Des Violations Systémiques des Droits Sociaux
L’étude met en lumière des atteintes récurrentes aux droits sociaux fondamentaux :
- Rémunération inéquitable : Salaires irréguliers et insuffisants.
- Santé et sécurité : Conditions de travail périlleuses et protections insuffisantes.
- Liberté syndicale bafouée : Discriminations et répression des activités syndicales.
Les ouvrières sont particulièrement touchées par ces discriminations, exacerbées par la précarité du travail informel et le recours aux sociétés d’intérim et de sous-traitance. De plus, la protection des communautés locales et de l’environnement reste marginale dans les priorités des entreprises, ce qui illustre une approche limitée de la responsabilité sociale et environnementale.

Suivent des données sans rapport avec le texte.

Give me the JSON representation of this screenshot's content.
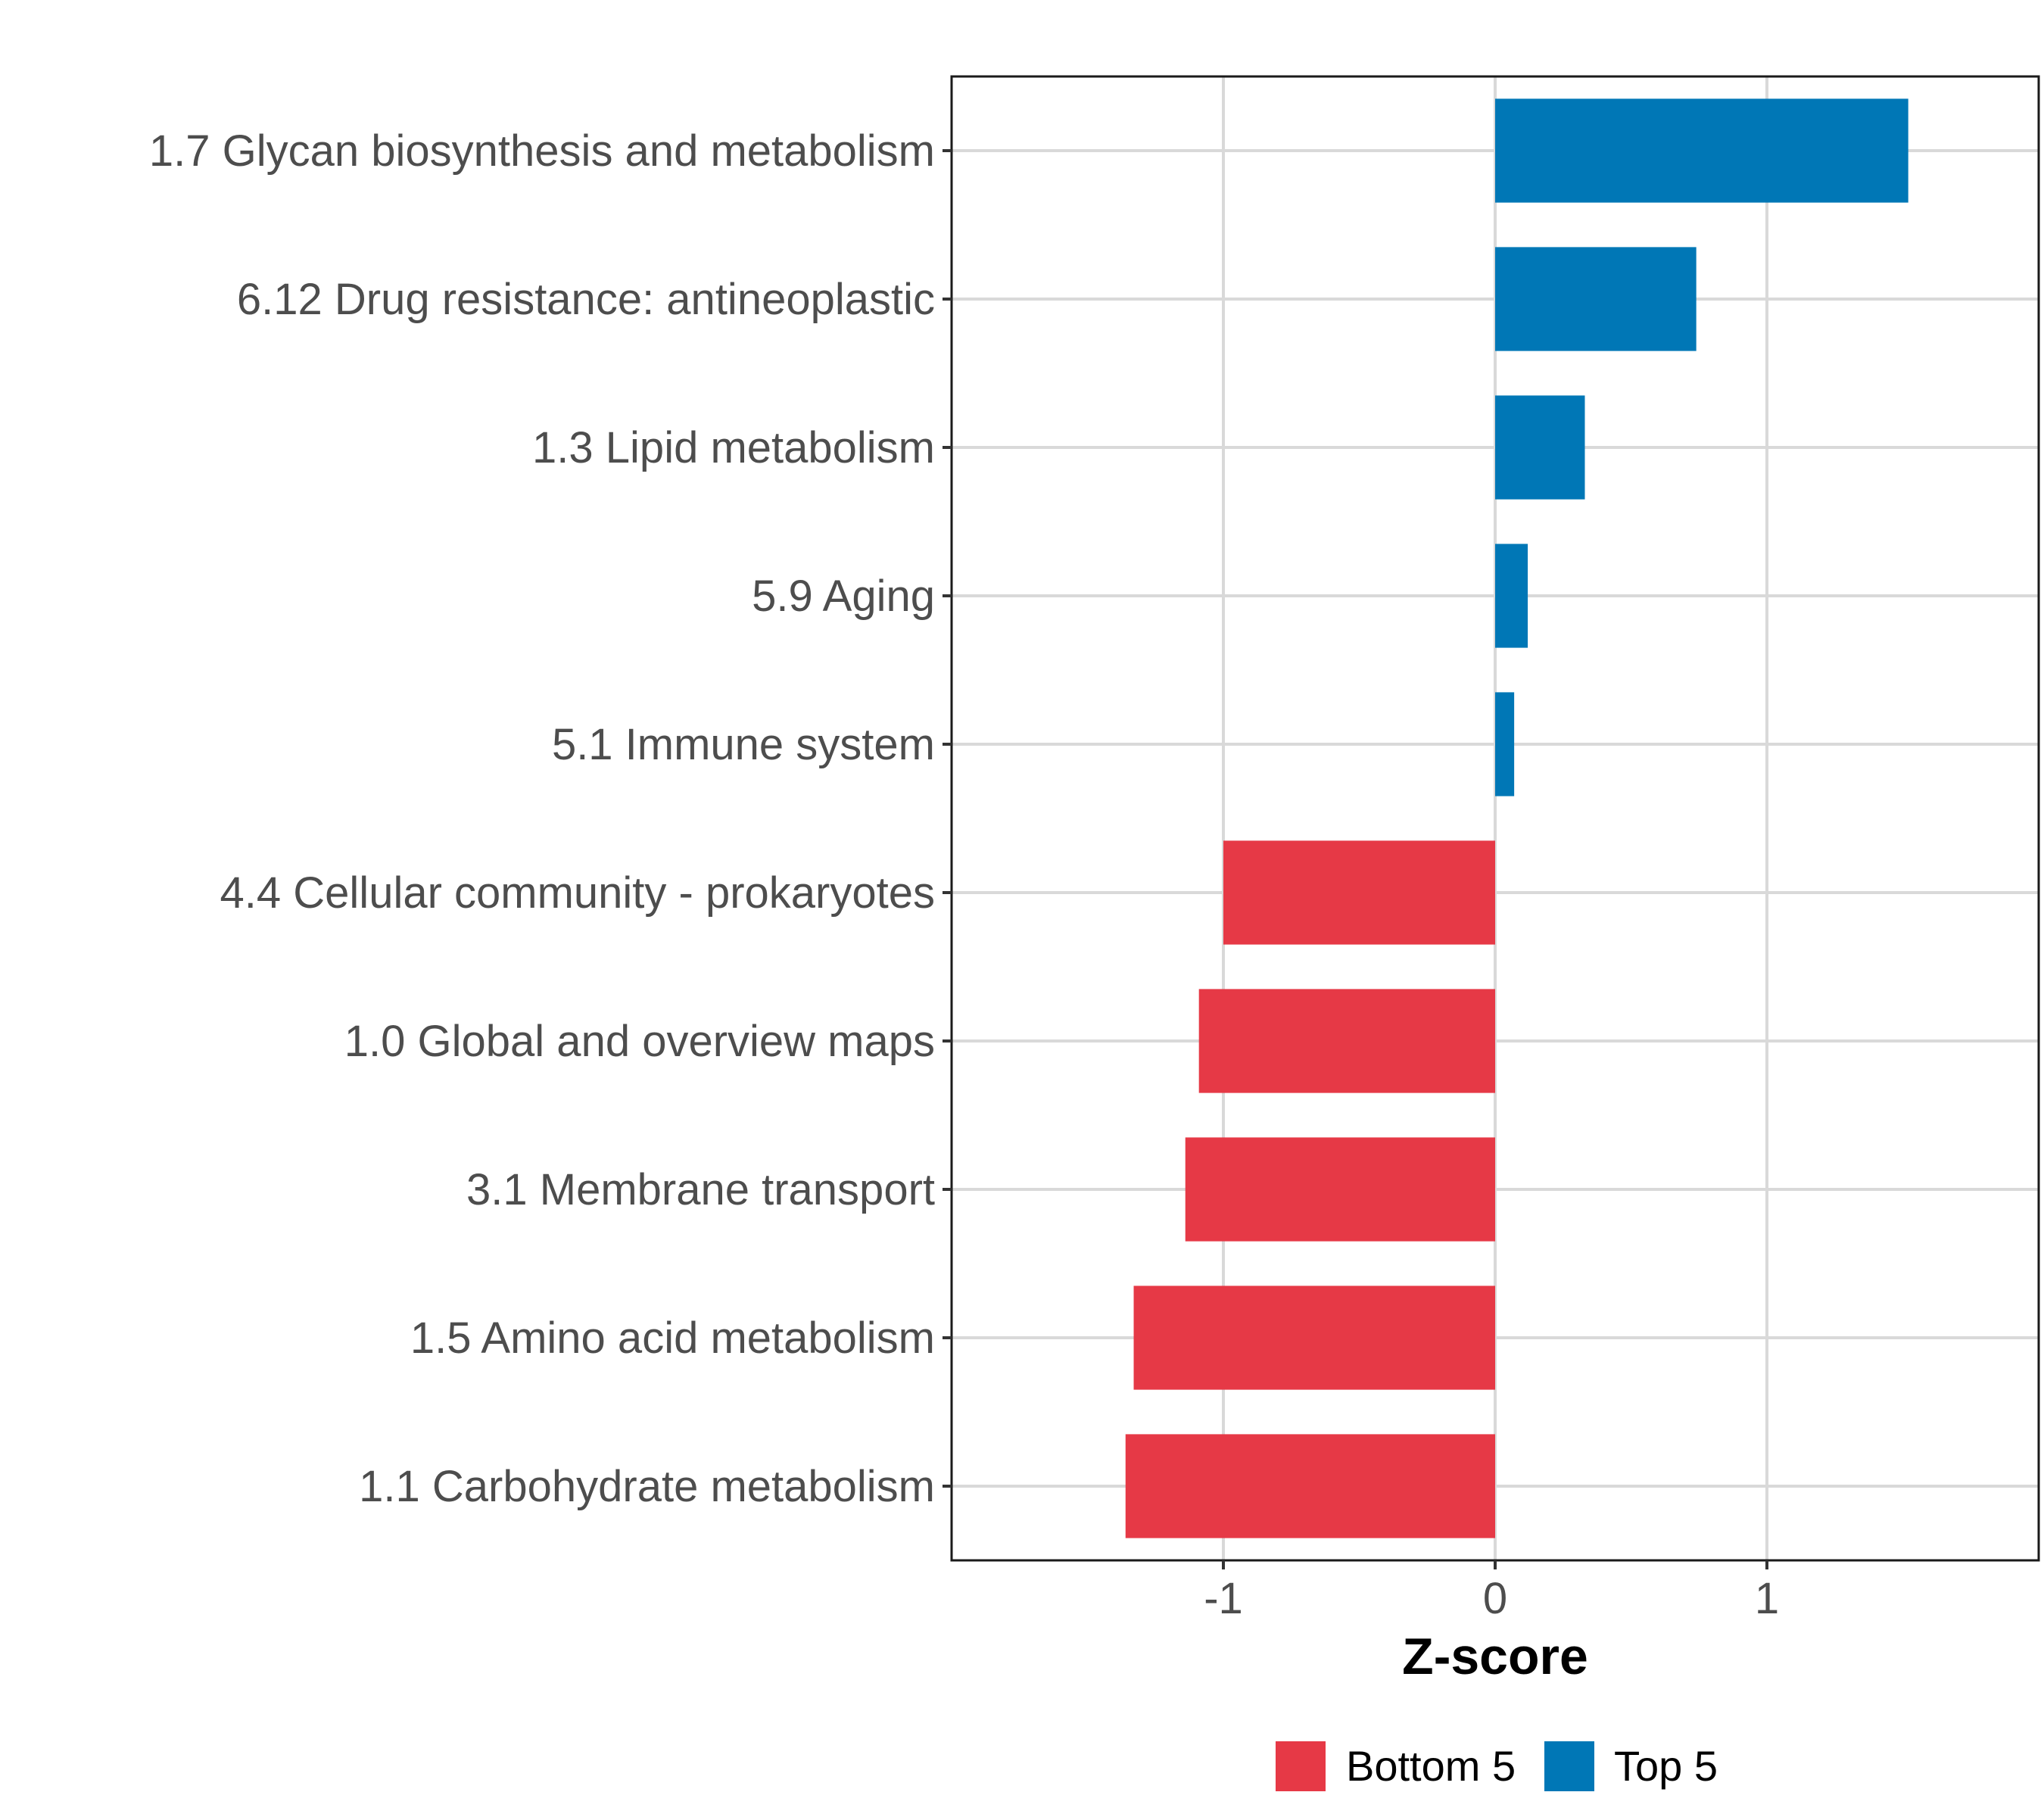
{
  "chart_data": {
    "type": "bar",
    "orientation": "horizontal",
    "title": "",
    "xlabel": "Z-score",
    "ylabel": "",
    "xlim": [
      -2,
      2
    ],
    "xticks": [
      -1,
      0,
      1
    ],
    "xtick_labels": [
      "-1",
      "0",
      "1"
    ],
    "grid": true,
    "legend_position": "bottom",
    "categories": [
      "1.7 Glycan biosynthesis and metabolism",
      "6.12 Drug resistance: antineoplastic",
      "1.3 Lipid metabolism",
      "5.9 Aging",
      "5.1 Immune system",
      "4.4 Cellular community - prokaryotes",
      "1.0 Global and overview maps",
      "3.1 Membrane transport",
      "1.5 Amino acid metabolism",
      "1.1 Carbohydrate metabolism"
    ],
    "values": [
      1.52,
      0.74,
      0.33,
      0.12,
      0.07,
      -1.0,
      -1.09,
      -1.14,
      -1.33,
      -1.36
    ],
    "groups": [
      "Top 5",
      "Top 5",
      "Top 5",
      "Top 5",
      "Top 5",
      "Bottom 5",
      "Bottom 5",
      "Bottom 5",
      "Bottom 5",
      "Bottom 5"
    ],
    "legend": [
      {
        "name": "Bottom 5",
        "color": "#e63946"
      },
      {
        "name": "Top 5",
        "color": "#0077b6"
      }
    ]
  }
}
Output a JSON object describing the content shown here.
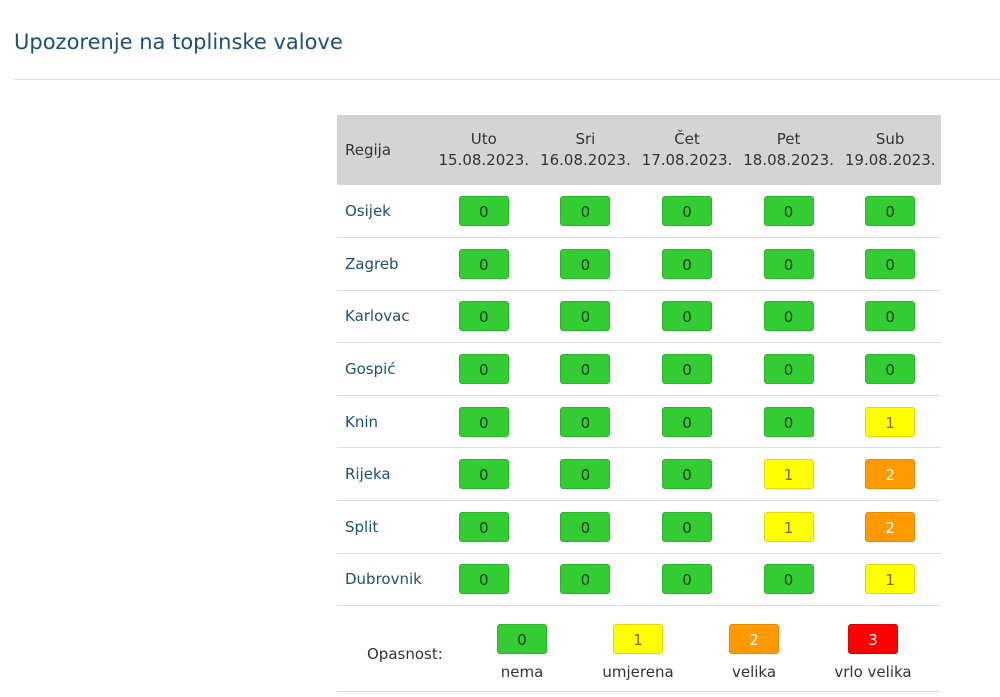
{
  "page": {
    "title": "Upozorenje na toplinske valove"
  },
  "table": {
    "region_header": "Regija",
    "days": [
      {
        "name": "Uto",
        "date": "15.08.2023."
      },
      {
        "name": "Sri",
        "date": "16.08.2023."
      },
      {
        "name": "Čet",
        "date": "17.08.2023."
      },
      {
        "name": "Pet",
        "date": "18.08.2023."
      },
      {
        "name": "Sub",
        "date": "19.08.2023."
      }
    ],
    "rows": [
      {
        "region": "Osijek",
        "levels": [
          "0",
          "0",
          "0",
          "0",
          "0"
        ]
      },
      {
        "region": "Zagreb",
        "levels": [
          "0",
          "0",
          "0",
          "0",
          "0"
        ]
      },
      {
        "region": "Karlovac",
        "levels": [
          "0",
          "0",
          "0",
          "0",
          "0"
        ]
      },
      {
        "region": "Gospić",
        "levels": [
          "0",
          "0",
          "0",
          "0",
          "0"
        ]
      },
      {
        "region": "Knin",
        "levels": [
          "0",
          "0",
          "0",
          "0",
          "1"
        ]
      },
      {
        "region": "Rijeka",
        "levels": [
          "0",
          "0",
          "0",
          "1",
          "2"
        ]
      },
      {
        "region": "Split",
        "levels": [
          "0",
          "0",
          "0",
          "1",
          "2"
        ]
      },
      {
        "region": "Dubrovnik",
        "levels": [
          "0",
          "0",
          "0",
          "0",
          "1"
        ]
      }
    ]
  },
  "legend": {
    "label": "Opasnost:",
    "items": [
      {
        "level": "0",
        "text": "nema"
      },
      {
        "level": "1",
        "text": "umjerena"
      },
      {
        "level": "2",
        "text": "velika"
      },
      {
        "level": "3",
        "text": "vrlo velika"
      }
    ]
  },
  "colors": {
    "level_0": "#33cc33",
    "level_1": "#ffff00",
    "level_2": "#ff9900",
    "level_3": "#ff0000",
    "title": "#1f4e79",
    "header_bg": "#d4d4d4"
  }
}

Les Obstacles Structurels à la Protection des Droits Humains
Malgré des initiatives ponctuelles de certains dirigeants pour promouvoir les droits humains, celles-ci demeurent insuffisantes pour prévenir et sanctionner efficacement les violations. Plusieurs facteurs structurels expliquent cette situation :
- Absence d’obligation contraignante : Les engagements en matière de droits humains reposent souvent sur des initiatives volontaires.
- Capitalisme de connivence : Des alliances entre élites économiques et politiques entravent l’application des réformes.
- Inspections du travail insuffisantes : Manque de moyens et de personnel qualifié.
- Faiblesse des contre-pouvoirs : La fragmentation du mouvement syndical et la dépendance de la société civile à l’aide publique et internationale affaiblissent les mécanismes de pression sur les entreprises.
Vers une Responsabilisation Accrue des Entreprises
L’amélioration de la REDH passe par un engagement ferme de l’État, des entreprises et des syndicats. Il est impératif de :
- Renforcer l’application des lois et des engagements internationaux.
- Favoriser une coopération État-syndicats-entreprises pour développer des réformes structurelles.
- Lutter contre la corruption et le capitalisme de connivence.
Le respect des droits humains ne peut reposer uniquement sur des initiatives volontaires. L’adoption de mesures contraignantes et la mise en place de véritables contre-pouvoirs sont essentielles pour garantir la protection des travailleurs et des communautés concernées.